# Runtime QoS service for application-driven adaptation in network   computing

**Authors:** Feras Al-Hawari, Elias Manolakos

arXiv: 1907.12986 · 2019-07-31

## TL;DR

This paper presents a runtime QoS service with lightweight middleware for application-driven adaptation in networked environments, enabling performance and fault tolerance with minimal overhead.

## Contribution

It introduces a QoS middleware and API that facilitate dynamic adaptation and fault tolerance in distributed applications on a Network of Workstations.

## Key findings

- The QoS middleware has minor performance impact.
- The API enables effective fault tolerance and scheduling.
- Application adaptation improves resilience and efficiency.

## Abstract

A distributed application executing on a Network of Workstations (NOW) needs to be resource state aware to possibly adapt itself accordingly in order to keep satisfying the desired Quality of Service (QoS) demands throughout its lifespan.
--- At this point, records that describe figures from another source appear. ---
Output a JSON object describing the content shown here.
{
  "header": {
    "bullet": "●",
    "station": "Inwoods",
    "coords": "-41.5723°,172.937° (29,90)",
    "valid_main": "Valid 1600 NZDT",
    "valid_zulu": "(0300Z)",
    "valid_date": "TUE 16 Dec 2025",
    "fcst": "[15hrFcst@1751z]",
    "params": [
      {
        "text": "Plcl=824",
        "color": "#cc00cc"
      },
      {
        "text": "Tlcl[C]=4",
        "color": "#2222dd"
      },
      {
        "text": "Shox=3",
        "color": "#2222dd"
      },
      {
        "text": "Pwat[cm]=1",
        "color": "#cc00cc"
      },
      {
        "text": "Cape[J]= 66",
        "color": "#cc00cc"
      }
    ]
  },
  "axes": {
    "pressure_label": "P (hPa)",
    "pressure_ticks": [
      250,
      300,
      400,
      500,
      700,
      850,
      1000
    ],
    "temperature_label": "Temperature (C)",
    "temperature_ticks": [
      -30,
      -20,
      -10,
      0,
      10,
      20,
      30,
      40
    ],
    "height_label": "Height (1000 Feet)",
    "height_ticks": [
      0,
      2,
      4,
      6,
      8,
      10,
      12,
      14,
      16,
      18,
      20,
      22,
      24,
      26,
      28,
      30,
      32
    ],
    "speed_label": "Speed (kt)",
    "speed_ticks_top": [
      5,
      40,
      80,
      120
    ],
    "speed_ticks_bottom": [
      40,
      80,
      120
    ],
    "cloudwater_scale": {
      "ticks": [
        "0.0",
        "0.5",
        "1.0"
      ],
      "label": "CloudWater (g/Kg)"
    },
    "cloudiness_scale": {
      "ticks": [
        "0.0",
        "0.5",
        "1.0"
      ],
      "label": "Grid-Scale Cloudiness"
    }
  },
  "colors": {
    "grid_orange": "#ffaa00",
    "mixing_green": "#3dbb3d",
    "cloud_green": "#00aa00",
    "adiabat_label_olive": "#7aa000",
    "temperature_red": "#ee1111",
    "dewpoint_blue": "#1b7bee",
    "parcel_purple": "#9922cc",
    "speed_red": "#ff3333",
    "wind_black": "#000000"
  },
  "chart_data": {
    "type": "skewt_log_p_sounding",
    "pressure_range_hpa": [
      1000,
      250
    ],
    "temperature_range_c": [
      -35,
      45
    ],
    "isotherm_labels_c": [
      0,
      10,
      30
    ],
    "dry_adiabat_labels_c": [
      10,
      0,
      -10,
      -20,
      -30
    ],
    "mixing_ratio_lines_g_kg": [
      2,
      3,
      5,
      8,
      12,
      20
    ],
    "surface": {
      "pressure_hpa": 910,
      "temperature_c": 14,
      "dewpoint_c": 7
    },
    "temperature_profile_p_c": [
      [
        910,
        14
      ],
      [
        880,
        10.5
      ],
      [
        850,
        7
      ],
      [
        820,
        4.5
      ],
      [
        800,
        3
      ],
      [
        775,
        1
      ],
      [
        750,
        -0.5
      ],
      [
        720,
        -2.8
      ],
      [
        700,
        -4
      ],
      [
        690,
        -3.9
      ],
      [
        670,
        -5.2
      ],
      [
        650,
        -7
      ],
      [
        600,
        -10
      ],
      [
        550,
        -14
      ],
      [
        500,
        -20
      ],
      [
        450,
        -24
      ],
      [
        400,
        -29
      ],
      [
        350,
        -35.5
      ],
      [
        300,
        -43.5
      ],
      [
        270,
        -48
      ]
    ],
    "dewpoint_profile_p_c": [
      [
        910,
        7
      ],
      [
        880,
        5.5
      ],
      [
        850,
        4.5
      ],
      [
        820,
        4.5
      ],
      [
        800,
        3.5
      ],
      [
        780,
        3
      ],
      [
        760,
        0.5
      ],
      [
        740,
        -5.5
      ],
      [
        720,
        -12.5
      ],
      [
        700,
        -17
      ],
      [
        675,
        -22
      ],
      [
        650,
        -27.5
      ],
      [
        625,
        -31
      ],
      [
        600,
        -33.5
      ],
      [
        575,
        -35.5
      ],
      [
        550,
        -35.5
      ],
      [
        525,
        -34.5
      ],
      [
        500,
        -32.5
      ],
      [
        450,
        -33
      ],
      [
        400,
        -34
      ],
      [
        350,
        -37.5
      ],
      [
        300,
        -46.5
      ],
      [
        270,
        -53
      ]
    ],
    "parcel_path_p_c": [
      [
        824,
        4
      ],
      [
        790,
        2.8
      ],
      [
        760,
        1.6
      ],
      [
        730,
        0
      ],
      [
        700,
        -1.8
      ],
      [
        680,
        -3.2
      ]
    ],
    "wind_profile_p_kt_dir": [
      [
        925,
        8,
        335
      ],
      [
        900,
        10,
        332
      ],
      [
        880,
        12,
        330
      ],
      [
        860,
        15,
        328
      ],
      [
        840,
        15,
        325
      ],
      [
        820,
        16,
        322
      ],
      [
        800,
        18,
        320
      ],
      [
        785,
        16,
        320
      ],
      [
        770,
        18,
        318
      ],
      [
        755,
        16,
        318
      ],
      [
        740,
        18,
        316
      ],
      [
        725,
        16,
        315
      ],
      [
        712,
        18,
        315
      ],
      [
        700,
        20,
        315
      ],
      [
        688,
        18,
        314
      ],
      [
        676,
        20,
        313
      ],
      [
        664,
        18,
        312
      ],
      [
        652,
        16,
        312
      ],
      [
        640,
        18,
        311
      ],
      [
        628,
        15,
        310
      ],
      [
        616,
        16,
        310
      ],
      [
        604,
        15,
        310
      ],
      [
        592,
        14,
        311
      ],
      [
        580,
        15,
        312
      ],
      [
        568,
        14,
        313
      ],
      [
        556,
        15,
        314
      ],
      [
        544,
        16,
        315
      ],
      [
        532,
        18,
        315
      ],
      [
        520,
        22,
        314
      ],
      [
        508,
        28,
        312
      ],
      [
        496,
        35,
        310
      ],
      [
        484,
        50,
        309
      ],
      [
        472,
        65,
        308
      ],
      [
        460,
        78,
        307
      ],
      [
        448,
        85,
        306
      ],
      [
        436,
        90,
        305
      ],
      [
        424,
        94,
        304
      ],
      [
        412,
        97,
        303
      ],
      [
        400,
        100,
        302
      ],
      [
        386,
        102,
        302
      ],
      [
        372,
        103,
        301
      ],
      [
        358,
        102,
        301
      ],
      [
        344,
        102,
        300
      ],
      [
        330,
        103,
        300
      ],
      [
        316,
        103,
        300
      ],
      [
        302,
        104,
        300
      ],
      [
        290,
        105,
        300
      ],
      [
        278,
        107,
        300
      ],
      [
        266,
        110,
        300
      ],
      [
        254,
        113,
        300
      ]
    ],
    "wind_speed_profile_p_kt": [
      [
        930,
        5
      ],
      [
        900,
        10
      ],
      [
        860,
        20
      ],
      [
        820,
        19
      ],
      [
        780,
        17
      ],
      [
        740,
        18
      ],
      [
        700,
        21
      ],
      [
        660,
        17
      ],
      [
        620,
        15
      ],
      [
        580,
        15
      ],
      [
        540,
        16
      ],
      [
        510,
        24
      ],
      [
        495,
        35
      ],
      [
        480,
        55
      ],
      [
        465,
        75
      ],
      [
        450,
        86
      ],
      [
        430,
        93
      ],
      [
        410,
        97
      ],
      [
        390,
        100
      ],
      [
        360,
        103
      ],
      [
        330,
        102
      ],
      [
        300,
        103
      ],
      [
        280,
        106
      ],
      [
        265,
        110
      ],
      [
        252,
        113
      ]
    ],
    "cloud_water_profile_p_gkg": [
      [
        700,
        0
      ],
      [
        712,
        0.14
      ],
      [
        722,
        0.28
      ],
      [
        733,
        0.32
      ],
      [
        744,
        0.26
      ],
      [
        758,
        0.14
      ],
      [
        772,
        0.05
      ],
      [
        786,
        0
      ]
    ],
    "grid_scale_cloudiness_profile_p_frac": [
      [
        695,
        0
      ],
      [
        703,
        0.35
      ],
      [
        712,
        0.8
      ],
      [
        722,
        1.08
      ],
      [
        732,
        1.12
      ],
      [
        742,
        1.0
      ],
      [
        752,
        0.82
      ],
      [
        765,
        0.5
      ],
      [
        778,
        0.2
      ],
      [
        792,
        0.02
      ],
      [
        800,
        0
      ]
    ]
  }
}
We implemented a QoS service to enable application-driven adaptation for performance and fault tolerance at runtime. The service is associated with lightweight middleware that monitors the state and load of all application entities (e.g., machines, tasks, and logical network links). Moreover, it makes its services available to an application task via an anonymous and simple to use QoS API. We present a Manager-Worker application that uses our fault tolerance QoS API to adapt for Worker faults in order to avoid application deadlock at runtime. Moreover, we show how a dynamic application-level scheduler can easily utilize the QoS API to find efficient schedules. Furthermore, we quantified the overhead of the QoS middleware in various scenarios to demonstrate that it has minor impact on the performance of the application it is servicing.

---
Source: https://tomesphere.com/paper/1907.12986